La Administración Nacional de Medicamentos, Alimentos y Tecnología Médica (ANMAT) deberá recopilar los resultados clínicos derivados del uso de estas terapias. Este mecanismo busca informar a futuros pacientes y aportar datos relevantes para una eventual aprobación en el país.
Otro aspecto del proyecto es la eximición de responsabilidad para los profesionales y laboratorios que participen en la administración de estos tratamientos. Asimismo, se garantiza el derecho a la objeción de conciencia para quienes decidan no intervenir.
"El régimen no pretende reemplazar el sistema de aprobación sanitaria vigente, sino cubrir un vacío normativo que afecta a pacientes sin opciones terapéuticas", explicó el legislador. Sánchez Wrba destacó que la medida permitirá evitar los costos y dificultades que implica el traslado al exterior en busca de tratamientos.
Los alcances del proyecto
El proyecto fue acompañado por la firma del presidente del bloque del PRO y varios legisladores más.

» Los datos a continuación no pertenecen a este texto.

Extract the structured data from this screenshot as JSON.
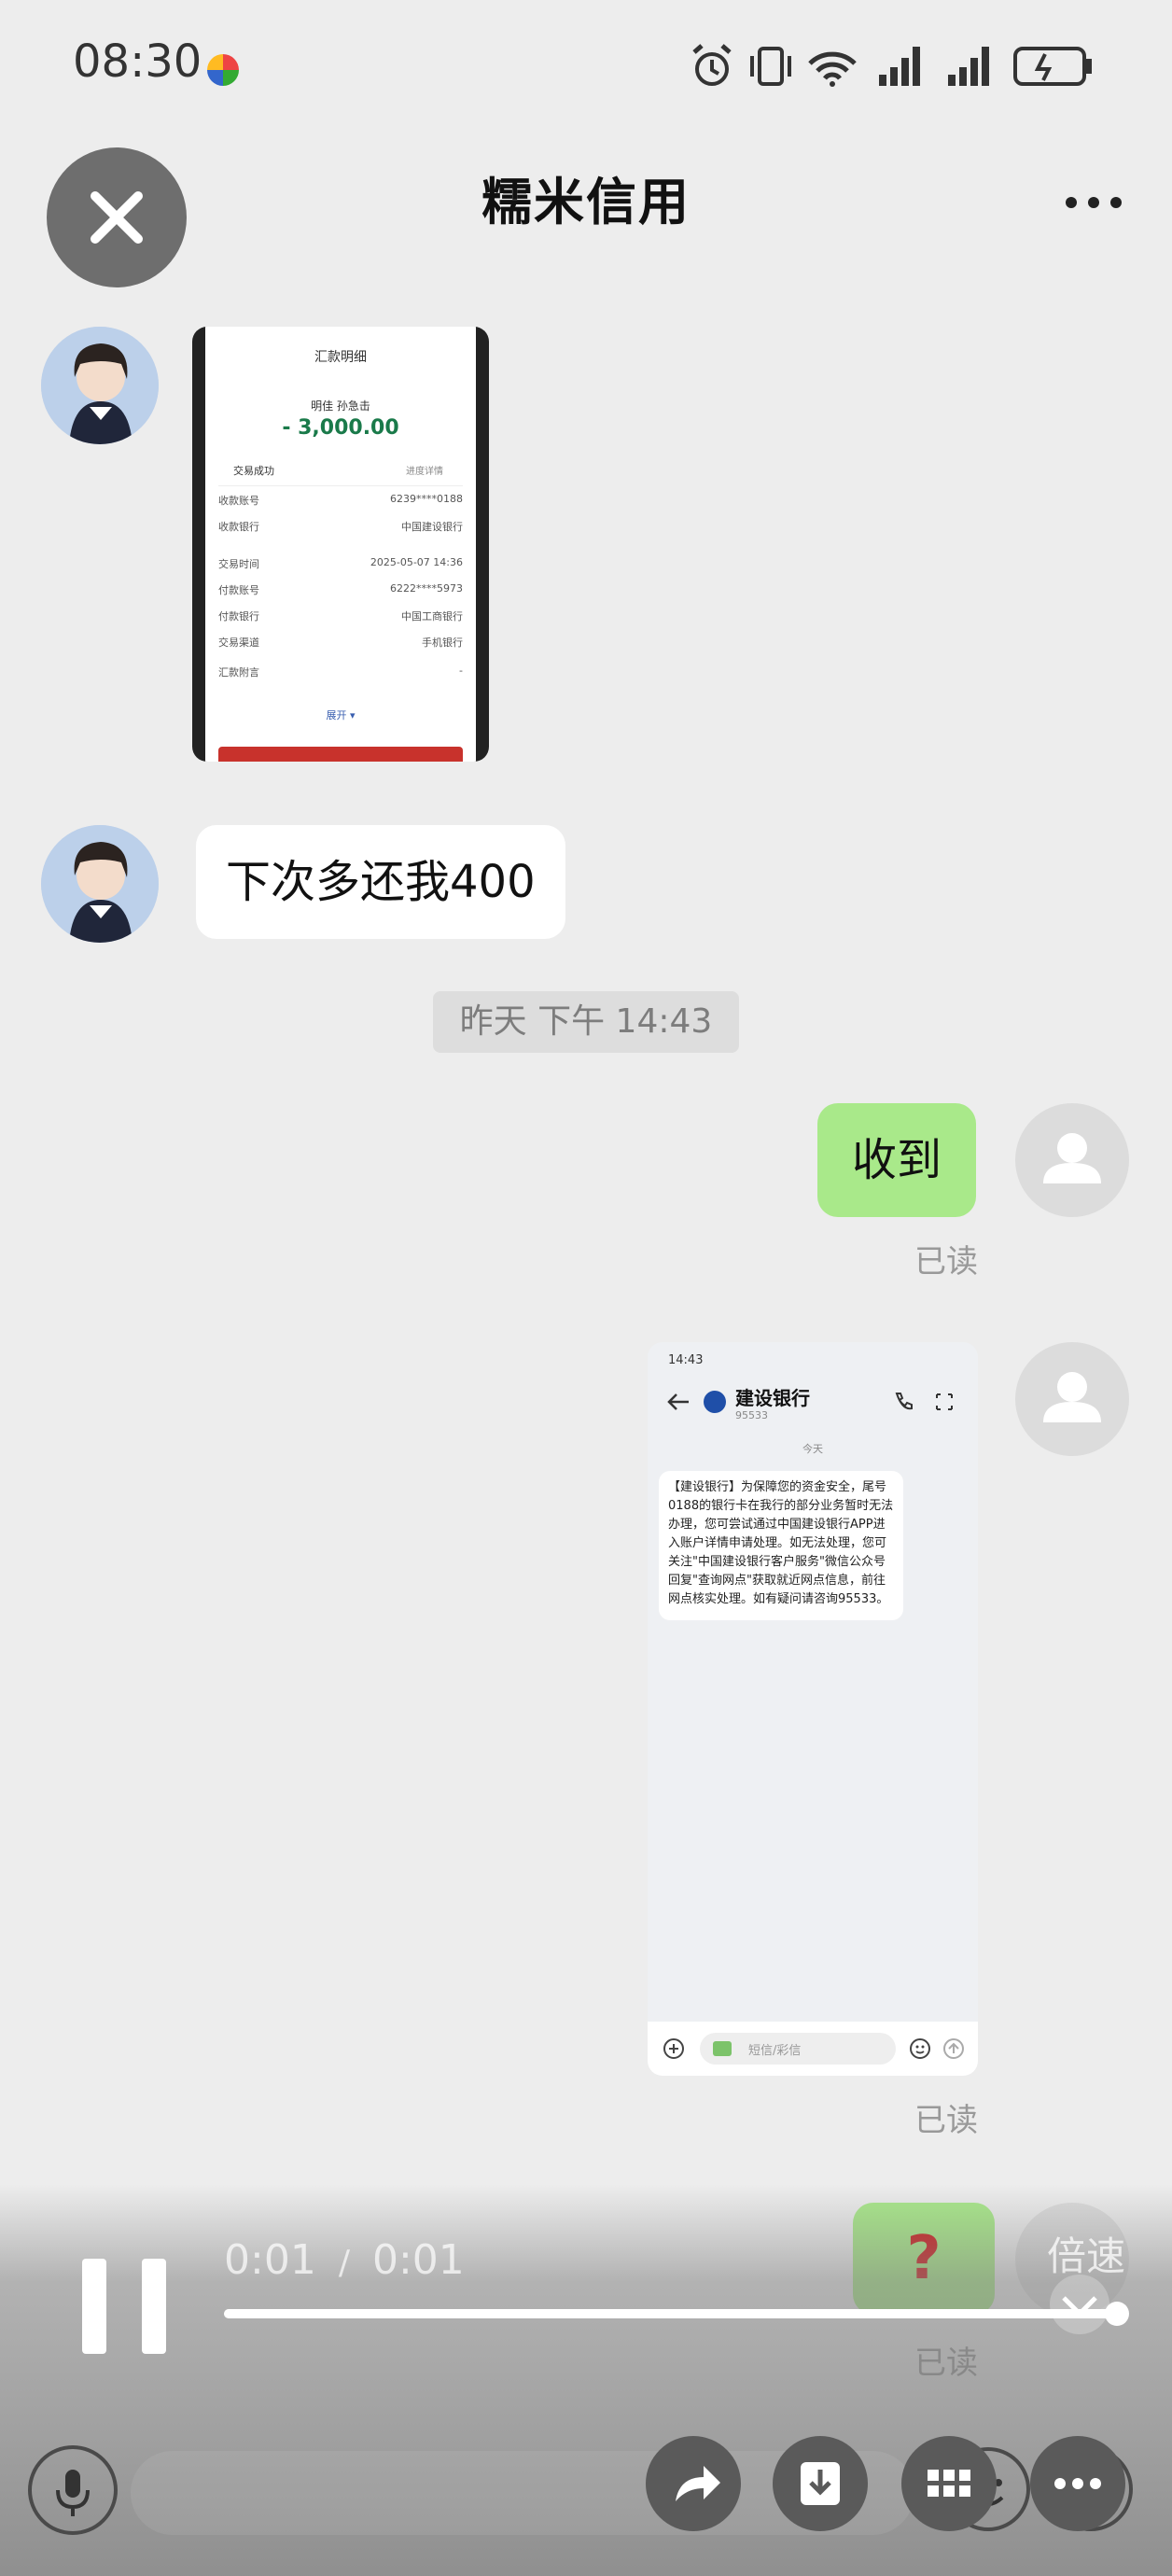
{
  "status_bar": {
    "time": "08:30"
  },
  "header": {
    "title": "糯米信用"
  },
  "messages": {
    "bank_detail": {
      "tab_title": "汇款明细",
      "payee_name": "明佳 孙急击",
      "amount": "- 3,000.00",
      "status": "交易成功",
      "details_link": "进度详情",
      "rows": [
        {
          "label": "收款账号",
          "value": "6239****0188"
        },
        {
          "label": "收款银行",
          "value": "中国建设银行"
        },
        {
          "label": "交易时间",
          "value": "2025-05-07 14:36"
        },
        {
          "label": "付款账号",
          "value": "6222****5973"
        },
        {
          "label": "付款银行",
          "value": "中国工商银行"
        },
        {
          "label": "交易渠道",
          "value": "手机银行"
        },
        {
          "label": "汇款附言",
          "value": "-"
        }
      ],
      "expand": "展开 ▾"
    },
    "text_left": "下次多还我400",
    "timestamp": "昨天 下午 14:43",
    "text_right": "收到",
    "read_1": "已读",
    "sms_shot": {
      "time": "14:43",
      "sender": "建设银行",
      "number": "95533",
      "day": "今天",
      "body": "【建设银行】为保障您的资金安全，尾号0188的银行卡在我行的部分业务暂时无法办理，您可尝试通过中国建设银行APP进入账户详情申请处理。如无法处理，您可关注\"中国建设银行客户服务\"微信公众号回复\"查询网点\"获取就近网点信息，前往网点核实处理。如有疑问请咨询95533。",
      "input_placeholder": "短信/彩信"
    },
    "read_2": "已读",
    "question": "?",
    "read_3": "已读"
  },
  "player": {
    "elapsed": "0:01",
    "separator": "/",
    "duration": "0:01",
    "speed_label": "倍速",
    "progress": 1.0
  }
}
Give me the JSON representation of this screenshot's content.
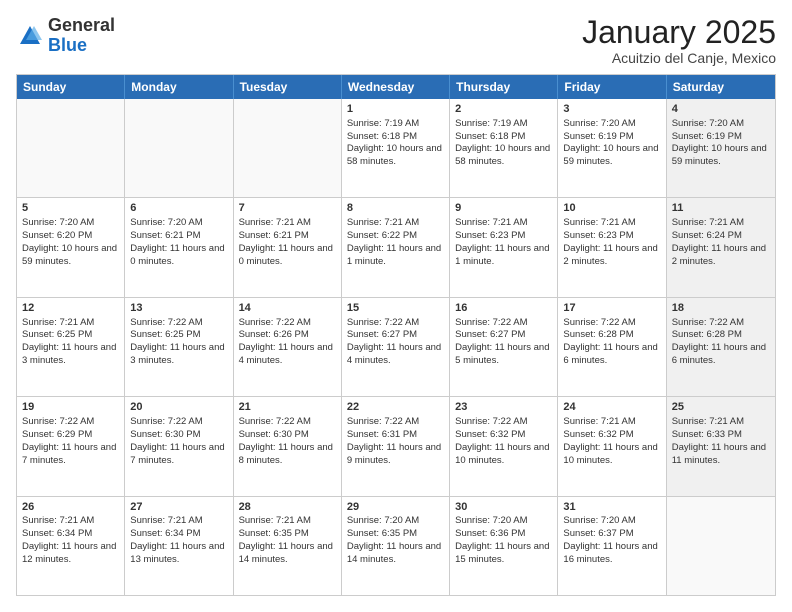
{
  "header": {
    "logo_general": "General",
    "logo_blue": "Blue",
    "month_title": "January 2025",
    "location": "Acuitzio del Canje, Mexico"
  },
  "weekdays": [
    "Sunday",
    "Monday",
    "Tuesday",
    "Wednesday",
    "Thursday",
    "Friday",
    "Saturday"
  ],
  "rows": [
    [
      {
        "day": "",
        "info": "",
        "shaded": true
      },
      {
        "day": "",
        "info": "",
        "shaded": true
      },
      {
        "day": "",
        "info": "",
        "shaded": true
      },
      {
        "day": "1",
        "info": "Sunrise: 7:19 AM\nSunset: 6:18 PM\nDaylight: 10 hours and 58 minutes.",
        "shaded": false
      },
      {
        "day": "2",
        "info": "Sunrise: 7:19 AM\nSunset: 6:18 PM\nDaylight: 10 hours and 58 minutes.",
        "shaded": false
      },
      {
        "day": "3",
        "info": "Sunrise: 7:20 AM\nSunset: 6:19 PM\nDaylight: 10 hours and 59 minutes.",
        "shaded": false
      },
      {
        "day": "4",
        "info": "Sunrise: 7:20 AM\nSunset: 6:19 PM\nDaylight: 10 hours and 59 minutes.",
        "shaded": true
      }
    ],
    [
      {
        "day": "5",
        "info": "Sunrise: 7:20 AM\nSunset: 6:20 PM\nDaylight: 10 hours and 59 minutes.",
        "shaded": false
      },
      {
        "day": "6",
        "info": "Sunrise: 7:20 AM\nSunset: 6:21 PM\nDaylight: 11 hours and 0 minutes.",
        "shaded": false
      },
      {
        "day": "7",
        "info": "Sunrise: 7:21 AM\nSunset: 6:21 PM\nDaylight: 11 hours and 0 minutes.",
        "shaded": false
      },
      {
        "day": "8",
        "info": "Sunrise: 7:21 AM\nSunset: 6:22 PM\nDaylight: 11 hours and 1 minute.",
        "shaded": false
      },
      {
        "day": "9",
        "info": "Sunrise: 7:21 AM\nSunset: 6:23 PM\nDaylight: 11 hours and 1 minute.",
        "shaded": false
      },
      {
        "day": "10",
        "info": "Sunrise: 7:21 AM\nSunset: 6:23 PM\nDaylight: 11 hours and 2 minutes.",
        "shaded": false
      },
      {
        "day": "11",
        "info": "Sunrise: 7:21 AM\nSunset: 6:24 PM\nDaylight: 11 hours and 2 minutes.",
        "shaded": true
      }
    ],
    [
      {
        "day": "12",
        "info": "Sunrise: 7:21 AM\nSunset: 6:25 PM\nDaylight: 11 hours and 3 minutes.",
        "shaded": false
      },
      {
        "day": "13",
        "info": "Sunrise: 7:22 AM\nSunset: 6:25 PM\nDaylight: 11 hours and 3 minutes.",
        "shaded": false
      },
      {
        "day": "14",
        "info": "Sunrise: 7:22 AM\nSunset: 6:26 PM\nDaylight: 11 hours and 4 minutes.",
        "shaded": false
      },
      {
        "day": "15",
        "info": "Sunrise: 7:22 AM\nSunset: 6:27 PM\nDaylight: 11 hours and 4 minutes.",
        "shaded": false
      },
      {
        "day": "16",
        "info": "Sunrise: 7:22 AM\nSunset: 6:27 PM\nDaylight: 11 hours and 5 minutes.",
        "shaded": false
      },
      {
        "day": "17",
        "info": "Sunrise: 7:22 AM\nSunset: 6:28 PM\nDaylight: 11 hours and 6 minutes.",
        "shaded": false
      },
      {
        "day": "18",
        "info": "Sunrise: 7:22 AM\nSunset: 6:28 PM\nDaylight: 11 hours and 6 minutes.",
        "shaded": true
      }
    ],
    [
      {
        "day": "19",
        "info": "Sunrise: 7:22 AM\nSunset: 6:29 PM\nDaylight: 11 hours and 7 minutes.",
        "shaded": false
      },
      {
        "day": "20",
        "info": "Sunrise: 7:22 AM\nSunset: 6:30 PM\nDaylight: 11 hours and 7 minutes.",
        "shaded": false
      },
      {
        "day": "21",
        "info": "Sunrise: 7:22 AM\nSunset: 6:30 PM\nDaylight: 11 hours and 8 minutes.",
        "shaded": false
      },
      {
        "day": "22",
        "info": "Sunrise: 7:22 AM\nSunset: 6:31 PM\nDaylight: 11 hours and 9 minutes.",
        "shaded": false
      },
      {
        "day": "23",
        "info": "Sunrise: 7:22 AM\nSunset: 6:32 PM\nDaylight: 11 hours and 10 minutes.",
        "shaded": false
      },
      {
        "day": "24",
        "info": "Sunrise: 7:21 AM\nSunset: 6:32 PM\nDaylight: 11 hours and 10 minutes.",
        "shaded": false
      },
      {
        "day": "25",
        "info": "Sunrise: 7:21 AM\nSunset: 6:33 PM\nDaylight: 11 hours and 11 minutes.",
        "shaded": true
      }
    ],
    [
      {
        "day": "26",
        "info": "Sunrise: 7:21 AM\nSunset: 6:34 PM\nDaylight: 11 hours and 12 minutes.",
        "shaded": false
      },
      {
        "day": "27",
        "info": "Sunrise: 7:21 AM\nSunset: 6:34 PM\nDaylight: 11 hours and 13 minutes.",
        "shaded": false
      },
      {
        "day": "28",
        "info": "Sunrise: 7:21 AM\nSunset: 6:35 PM\nDaylight: 11 hours and 14 minutes.",
        "shaded": false
      },
      {
        "day": "29",
        "info": "Sunrise: 7:20 AM\nSunset: 6:35 PM\nDaylight: 11 hours and 14 minutes.",
        "shaded": false
      },
      {
        "day": "30",
        "info": "Sunrise: 7:20 AM\nSunset: 6:36 PM\nDaylight: 11 hours and 15 minutes.",
        "shaded": false
      },
      {
        "day": "31",
        "info": "Sunrise: 7:20 AM\nSunset: 6:37 PM\nDaylight: 11 hours and 16 minutes.",
        "shaded": false
      },
      {
        "day": "",
        "info": "",
        "shaded": true
      }
    ]
  ]
}
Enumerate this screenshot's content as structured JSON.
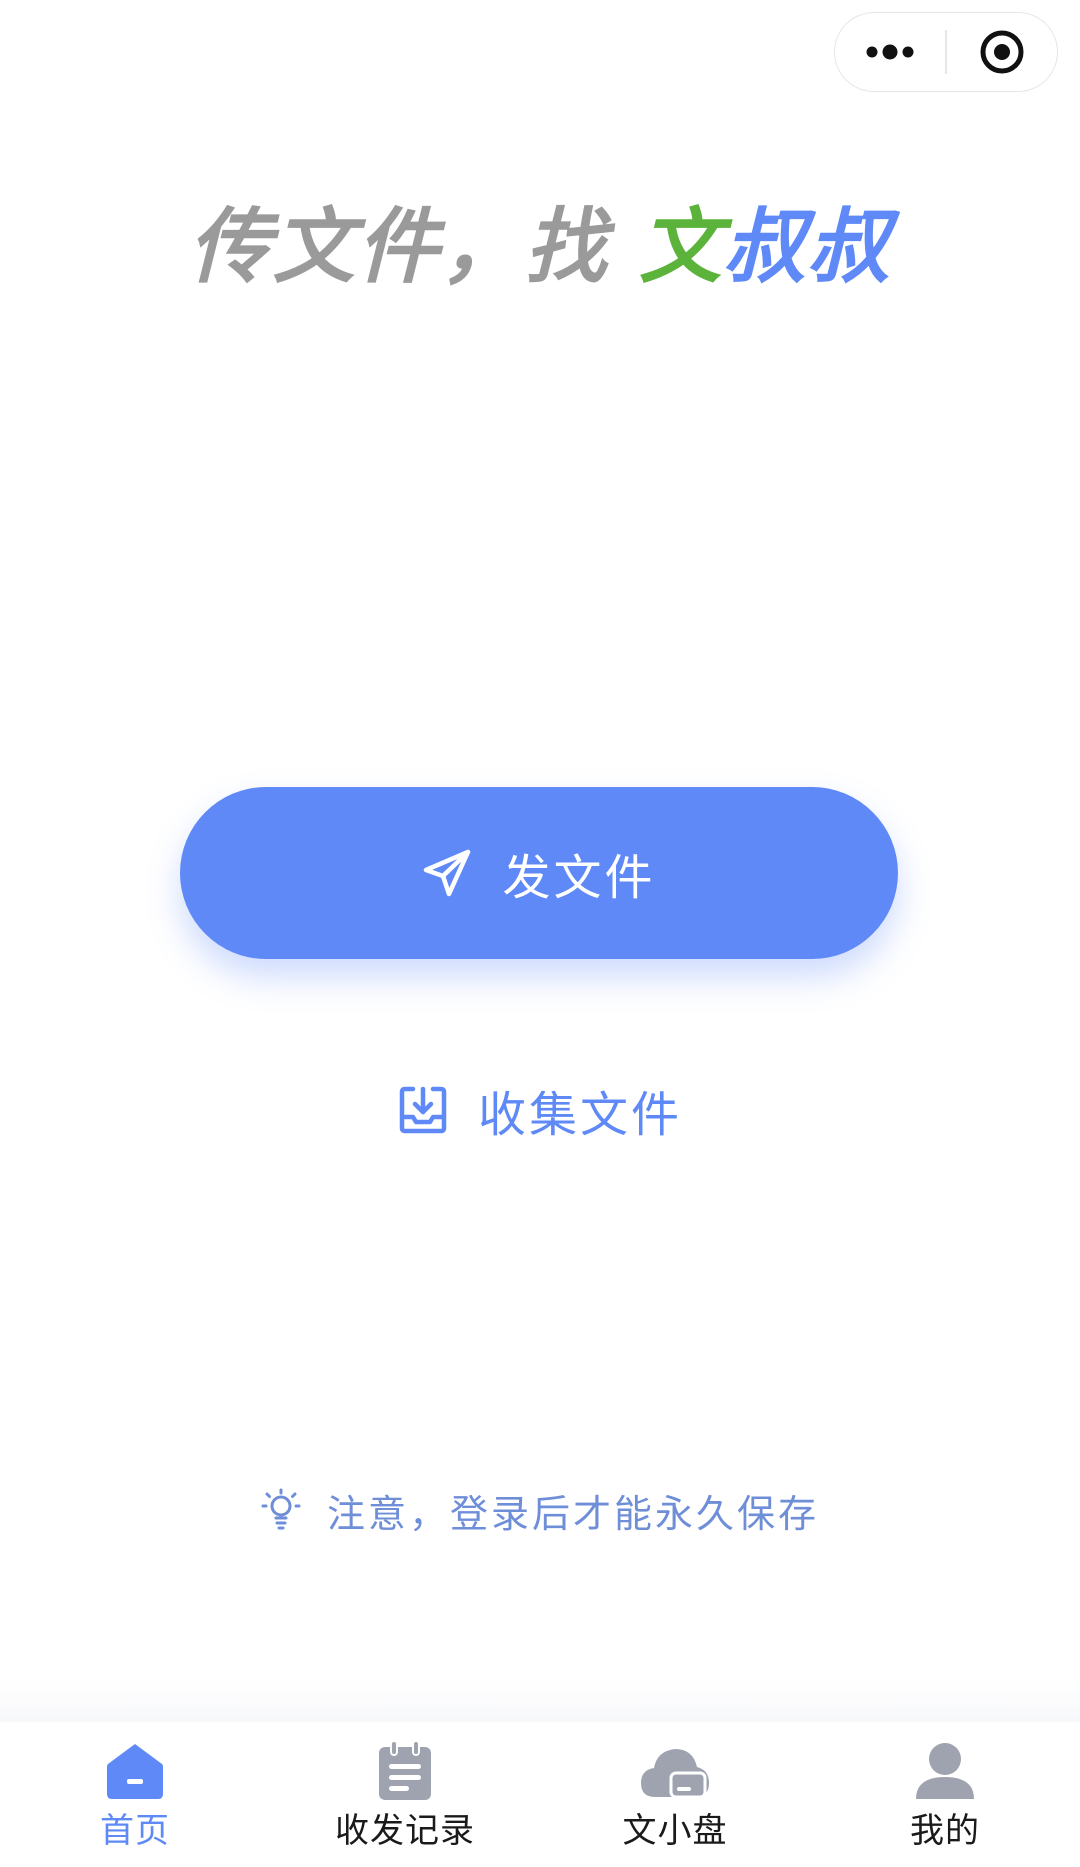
{
  "colors": {
    "brand_blue": "#5e89f7",
    "brand_green": "#5bb33b",
    "slogan_gray": "#9a9a9a",
    "tab_inactive_icon": "#9ea3af"
  },
  "capsule": {
    "more_icon": "more-dots-icon",
    "close_icon": "target-circle-icon"
  },
  "slogan": {
    "part_gray": "传文件，找 ",
    "part_green": "文",
    "part_blue": "叔叔"
  },
  "actions": {
    "send": {
      "icon": "paper-plane-icon",
      "label": "发文件"
    },
    "collect": {
      "icon": "inbox-download-icon",
      "label": "收集文件"
    }
  },
  "notice": {
    "icon": "lightbulb-icon",
    "text": "注意，登录后才能永久保存"
  },
  "tabbar": {
    "tabs": [
      {
        "label": "首页",
        "icon": "home-icon",
        "active": true
      },
      {
        "label": "收发记录",
        "icon": "notepad-icon",
        "active": false
      },
      {
        "label": "文小盘",
        "icon": "cloud-drive-icon",
        "active": false
      },
      {
        "label": "我的",
        "icon": "user-icon",
        "active": false
      }
    ]
  }
}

Según sus impulsores, la iniciativa busca alinear a la Argentina con una tendencia global que reconoce el derecho de los pacientes a explorar alternativas en situaciones críticas.
El texto no modifica el marco regulatorio sanitario general, sino que introduce una excepción controlada para casos en los que no existen otras opciones. La regulación se centra en proteger la autonomía del paciente, sin desarticular los controles vigentes para el resto de la población.
En Estados Unidos, leyes similares han sido adoptadas por más de 40 estados. El proyecto argentino se plantea en línea con ese antecedente, pero adaptado a la realidad normativa local.
La discusión parlamentaria podrá determinar el alcance definitivo de una propuesta que apunta a habilitar nuevas vías terapéuticas en contextos de urgencia médica.